Czech summit data leak should not have happened says Credant
April 2009 by Credant Technologies
The data leak at the EU/US summit which has just taken place in the Czech Republic - and which has reportedly resulted in Finland’s Prime Minister changing his passport - should not have happened, says Credant Technologies, the military grade encryption specialist.
"For this data leak - apparently through a hotel computer - to have happened at such a high level event is severely embarrassing for the Czech government, but you really do have to ask yourself why the data wasn’t encrypted from prying eyes," said Michael Callahan, Credant’s senior vice president.
"The situation has become sufficiently serious for the Czech Office for the Protection of Personal Data to start an investigation, but this is too late, as the leak could mean the personal data on the 200 participants at this high level event has fallen into the hands of terrorists," he added.
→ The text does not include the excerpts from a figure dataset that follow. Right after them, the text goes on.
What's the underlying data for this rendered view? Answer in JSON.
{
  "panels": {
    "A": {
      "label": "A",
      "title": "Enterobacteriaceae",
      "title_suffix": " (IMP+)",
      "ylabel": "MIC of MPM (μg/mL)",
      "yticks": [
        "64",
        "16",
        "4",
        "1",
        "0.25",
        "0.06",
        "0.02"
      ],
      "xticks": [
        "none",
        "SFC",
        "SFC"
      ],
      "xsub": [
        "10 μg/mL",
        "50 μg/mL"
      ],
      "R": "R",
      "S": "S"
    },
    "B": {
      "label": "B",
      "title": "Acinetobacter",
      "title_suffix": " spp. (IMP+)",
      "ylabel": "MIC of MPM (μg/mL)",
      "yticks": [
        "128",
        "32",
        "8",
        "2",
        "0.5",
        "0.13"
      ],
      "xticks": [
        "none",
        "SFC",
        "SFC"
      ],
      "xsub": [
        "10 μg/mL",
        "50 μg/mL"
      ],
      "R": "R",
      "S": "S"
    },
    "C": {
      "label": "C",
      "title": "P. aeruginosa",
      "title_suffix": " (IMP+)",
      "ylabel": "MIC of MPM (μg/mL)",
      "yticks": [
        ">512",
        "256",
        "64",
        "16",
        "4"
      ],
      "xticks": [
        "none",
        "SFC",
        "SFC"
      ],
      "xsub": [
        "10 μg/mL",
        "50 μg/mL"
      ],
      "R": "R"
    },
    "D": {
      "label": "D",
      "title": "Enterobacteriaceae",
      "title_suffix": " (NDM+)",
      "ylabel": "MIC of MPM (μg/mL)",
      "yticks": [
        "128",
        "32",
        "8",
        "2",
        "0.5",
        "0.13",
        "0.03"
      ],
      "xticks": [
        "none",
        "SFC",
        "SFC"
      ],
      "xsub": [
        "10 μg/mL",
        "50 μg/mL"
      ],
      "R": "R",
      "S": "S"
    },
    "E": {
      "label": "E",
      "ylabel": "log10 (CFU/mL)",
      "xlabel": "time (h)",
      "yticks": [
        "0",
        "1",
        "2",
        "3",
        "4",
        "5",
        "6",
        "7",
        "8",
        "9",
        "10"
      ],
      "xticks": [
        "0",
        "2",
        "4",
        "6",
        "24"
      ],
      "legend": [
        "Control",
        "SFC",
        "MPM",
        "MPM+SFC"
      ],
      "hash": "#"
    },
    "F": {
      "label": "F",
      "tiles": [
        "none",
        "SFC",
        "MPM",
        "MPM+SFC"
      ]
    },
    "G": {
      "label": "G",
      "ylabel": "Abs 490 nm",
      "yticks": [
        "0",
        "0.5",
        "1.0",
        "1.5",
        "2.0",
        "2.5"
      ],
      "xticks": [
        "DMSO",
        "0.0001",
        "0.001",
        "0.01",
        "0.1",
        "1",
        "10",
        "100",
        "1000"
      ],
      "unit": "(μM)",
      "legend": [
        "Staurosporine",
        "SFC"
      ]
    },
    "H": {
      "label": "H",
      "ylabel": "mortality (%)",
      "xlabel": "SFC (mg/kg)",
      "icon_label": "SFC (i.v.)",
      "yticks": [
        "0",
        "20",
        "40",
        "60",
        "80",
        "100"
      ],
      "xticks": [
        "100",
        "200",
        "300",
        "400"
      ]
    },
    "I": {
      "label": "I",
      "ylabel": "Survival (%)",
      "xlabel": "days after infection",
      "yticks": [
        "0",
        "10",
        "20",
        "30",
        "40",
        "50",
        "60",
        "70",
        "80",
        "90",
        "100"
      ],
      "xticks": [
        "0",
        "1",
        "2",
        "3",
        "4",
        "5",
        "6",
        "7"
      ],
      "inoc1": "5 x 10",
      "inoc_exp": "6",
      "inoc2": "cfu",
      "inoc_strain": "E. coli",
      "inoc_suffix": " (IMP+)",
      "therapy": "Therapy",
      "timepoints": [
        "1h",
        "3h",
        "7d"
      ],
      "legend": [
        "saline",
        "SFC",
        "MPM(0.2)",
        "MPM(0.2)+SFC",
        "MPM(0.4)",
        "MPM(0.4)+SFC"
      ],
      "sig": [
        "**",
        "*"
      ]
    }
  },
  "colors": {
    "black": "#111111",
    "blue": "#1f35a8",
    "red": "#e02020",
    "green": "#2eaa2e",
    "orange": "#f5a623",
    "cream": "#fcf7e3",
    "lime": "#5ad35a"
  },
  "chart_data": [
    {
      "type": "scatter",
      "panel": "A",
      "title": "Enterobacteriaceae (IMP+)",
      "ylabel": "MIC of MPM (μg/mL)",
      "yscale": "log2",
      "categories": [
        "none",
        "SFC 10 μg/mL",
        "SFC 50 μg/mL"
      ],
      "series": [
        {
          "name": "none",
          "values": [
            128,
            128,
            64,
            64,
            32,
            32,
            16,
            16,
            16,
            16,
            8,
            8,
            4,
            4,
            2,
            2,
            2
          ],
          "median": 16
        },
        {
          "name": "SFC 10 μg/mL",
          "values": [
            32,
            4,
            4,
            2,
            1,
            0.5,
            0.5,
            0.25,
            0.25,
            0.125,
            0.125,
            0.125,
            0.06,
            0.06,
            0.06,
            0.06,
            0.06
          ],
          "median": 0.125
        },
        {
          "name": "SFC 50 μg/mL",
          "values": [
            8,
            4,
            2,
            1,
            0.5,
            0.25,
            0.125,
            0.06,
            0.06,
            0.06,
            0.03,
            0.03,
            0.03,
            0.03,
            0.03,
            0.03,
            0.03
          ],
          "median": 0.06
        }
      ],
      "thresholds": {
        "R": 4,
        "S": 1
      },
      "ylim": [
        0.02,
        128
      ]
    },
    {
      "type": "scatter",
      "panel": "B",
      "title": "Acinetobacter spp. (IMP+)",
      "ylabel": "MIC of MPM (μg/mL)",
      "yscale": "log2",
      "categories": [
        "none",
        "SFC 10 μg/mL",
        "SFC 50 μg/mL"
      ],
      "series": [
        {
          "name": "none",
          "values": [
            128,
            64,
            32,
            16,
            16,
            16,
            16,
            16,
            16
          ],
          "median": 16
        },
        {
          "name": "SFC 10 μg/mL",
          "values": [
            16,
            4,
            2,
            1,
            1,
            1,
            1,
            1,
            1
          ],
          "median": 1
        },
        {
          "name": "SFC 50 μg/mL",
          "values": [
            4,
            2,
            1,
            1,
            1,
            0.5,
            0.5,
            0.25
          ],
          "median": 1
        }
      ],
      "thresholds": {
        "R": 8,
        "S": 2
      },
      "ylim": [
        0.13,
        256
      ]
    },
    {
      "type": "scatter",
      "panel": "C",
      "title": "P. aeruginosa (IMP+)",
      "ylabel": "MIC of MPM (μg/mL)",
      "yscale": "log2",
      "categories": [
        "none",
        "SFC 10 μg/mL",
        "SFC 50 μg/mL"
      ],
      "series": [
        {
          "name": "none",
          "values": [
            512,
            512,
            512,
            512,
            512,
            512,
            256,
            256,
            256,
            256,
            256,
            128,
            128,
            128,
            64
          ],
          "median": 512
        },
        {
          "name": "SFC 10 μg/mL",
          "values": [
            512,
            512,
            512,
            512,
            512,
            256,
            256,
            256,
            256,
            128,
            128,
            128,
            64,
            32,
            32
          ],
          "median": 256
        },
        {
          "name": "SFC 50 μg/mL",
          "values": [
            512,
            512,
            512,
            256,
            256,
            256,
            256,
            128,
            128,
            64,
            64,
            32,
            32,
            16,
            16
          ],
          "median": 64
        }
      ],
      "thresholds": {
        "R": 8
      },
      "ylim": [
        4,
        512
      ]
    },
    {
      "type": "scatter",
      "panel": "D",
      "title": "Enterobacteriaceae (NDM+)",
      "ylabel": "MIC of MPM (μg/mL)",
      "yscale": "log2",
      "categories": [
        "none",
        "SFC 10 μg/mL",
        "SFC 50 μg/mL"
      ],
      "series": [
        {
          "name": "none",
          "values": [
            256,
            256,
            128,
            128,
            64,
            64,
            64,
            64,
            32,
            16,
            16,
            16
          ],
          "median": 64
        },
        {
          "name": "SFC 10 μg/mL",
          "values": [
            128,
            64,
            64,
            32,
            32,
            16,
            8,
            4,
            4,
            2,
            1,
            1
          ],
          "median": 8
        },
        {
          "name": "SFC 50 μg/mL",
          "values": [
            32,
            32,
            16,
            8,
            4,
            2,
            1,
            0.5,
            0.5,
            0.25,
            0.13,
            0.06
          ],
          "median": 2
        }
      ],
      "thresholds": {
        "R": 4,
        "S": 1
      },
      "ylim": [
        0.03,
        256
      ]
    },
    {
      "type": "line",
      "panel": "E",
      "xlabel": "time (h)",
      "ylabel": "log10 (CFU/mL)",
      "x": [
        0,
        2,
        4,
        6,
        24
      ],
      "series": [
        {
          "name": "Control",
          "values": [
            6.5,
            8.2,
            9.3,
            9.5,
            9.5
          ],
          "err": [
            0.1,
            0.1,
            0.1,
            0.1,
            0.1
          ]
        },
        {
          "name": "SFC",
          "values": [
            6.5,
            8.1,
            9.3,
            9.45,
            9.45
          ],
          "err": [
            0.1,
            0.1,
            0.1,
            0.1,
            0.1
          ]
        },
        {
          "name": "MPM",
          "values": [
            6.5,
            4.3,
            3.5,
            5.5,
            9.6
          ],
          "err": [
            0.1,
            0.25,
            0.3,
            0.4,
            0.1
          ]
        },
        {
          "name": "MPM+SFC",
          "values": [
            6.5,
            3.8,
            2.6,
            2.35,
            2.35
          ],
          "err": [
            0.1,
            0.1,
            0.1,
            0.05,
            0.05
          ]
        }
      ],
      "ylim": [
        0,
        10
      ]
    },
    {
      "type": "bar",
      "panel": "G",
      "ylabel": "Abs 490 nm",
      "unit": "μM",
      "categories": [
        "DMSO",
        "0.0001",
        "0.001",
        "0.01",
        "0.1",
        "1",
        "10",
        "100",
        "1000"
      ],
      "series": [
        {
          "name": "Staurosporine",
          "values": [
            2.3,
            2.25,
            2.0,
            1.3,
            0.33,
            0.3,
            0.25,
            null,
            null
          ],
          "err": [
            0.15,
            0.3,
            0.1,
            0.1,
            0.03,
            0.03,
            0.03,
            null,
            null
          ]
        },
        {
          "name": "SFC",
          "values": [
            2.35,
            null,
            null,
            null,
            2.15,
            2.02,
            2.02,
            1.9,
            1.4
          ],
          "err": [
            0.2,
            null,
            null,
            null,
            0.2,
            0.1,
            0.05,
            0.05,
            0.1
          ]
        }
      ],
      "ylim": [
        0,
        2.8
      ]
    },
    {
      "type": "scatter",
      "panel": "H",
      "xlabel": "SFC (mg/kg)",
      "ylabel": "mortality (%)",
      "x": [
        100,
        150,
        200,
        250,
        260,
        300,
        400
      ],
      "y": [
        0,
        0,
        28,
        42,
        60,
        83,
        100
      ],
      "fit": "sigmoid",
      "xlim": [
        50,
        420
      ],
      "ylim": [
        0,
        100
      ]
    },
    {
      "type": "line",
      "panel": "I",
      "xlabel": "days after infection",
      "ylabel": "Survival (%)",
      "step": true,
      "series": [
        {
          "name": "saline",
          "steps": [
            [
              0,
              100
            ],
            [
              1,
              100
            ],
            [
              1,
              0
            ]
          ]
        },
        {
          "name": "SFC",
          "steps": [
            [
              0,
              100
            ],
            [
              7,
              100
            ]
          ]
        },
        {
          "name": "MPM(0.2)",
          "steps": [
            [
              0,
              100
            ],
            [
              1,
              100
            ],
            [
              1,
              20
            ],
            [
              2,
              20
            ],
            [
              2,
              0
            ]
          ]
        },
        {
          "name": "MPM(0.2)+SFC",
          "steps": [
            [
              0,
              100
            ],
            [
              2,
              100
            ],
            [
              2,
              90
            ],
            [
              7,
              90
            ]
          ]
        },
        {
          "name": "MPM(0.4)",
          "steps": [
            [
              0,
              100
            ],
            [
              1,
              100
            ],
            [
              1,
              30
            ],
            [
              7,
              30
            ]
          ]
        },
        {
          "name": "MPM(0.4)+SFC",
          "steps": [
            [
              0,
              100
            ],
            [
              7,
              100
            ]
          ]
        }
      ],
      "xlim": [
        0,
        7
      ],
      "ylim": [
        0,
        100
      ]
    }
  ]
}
According to Callahan, it is now almost certain that the US government security agencies have gone into overdrive following the data leakage, since President Obama - along with the highest representatives of all 27 European Union countries - attended the informal summit.
Igor Nemec, director of the Czech data protection office, has been quoted that the offenders behind the data loss will be fined if they are tracked down but, says Credant, the culprits are unlikely to be caught at this late stage.
This is, says Callahan, political posturing on the part of a highly embarrassed Czech government.
The sad fact is, he explained, that had the data been encrypted and accessed only on an authenticated need-to-know basis by specific individuals, then the leak would simply not have happened.
The fiasco, he says, only serves to boost European’s security image - or rather lack of it - in US security circles.
"With the flight details and passport numbers of around 200 of the world’s highest ranking officials having apparently walked out of the hotel door, this is a security faux pas situation of the highest order," said Callahan.
"Heads will undoubtedly roll because of this data leak, but the case brings home the fact that no-one is immune to stupidity. Anyone involved with the storage of private data should take note of this fiasco and improve their own data security as a result," he added.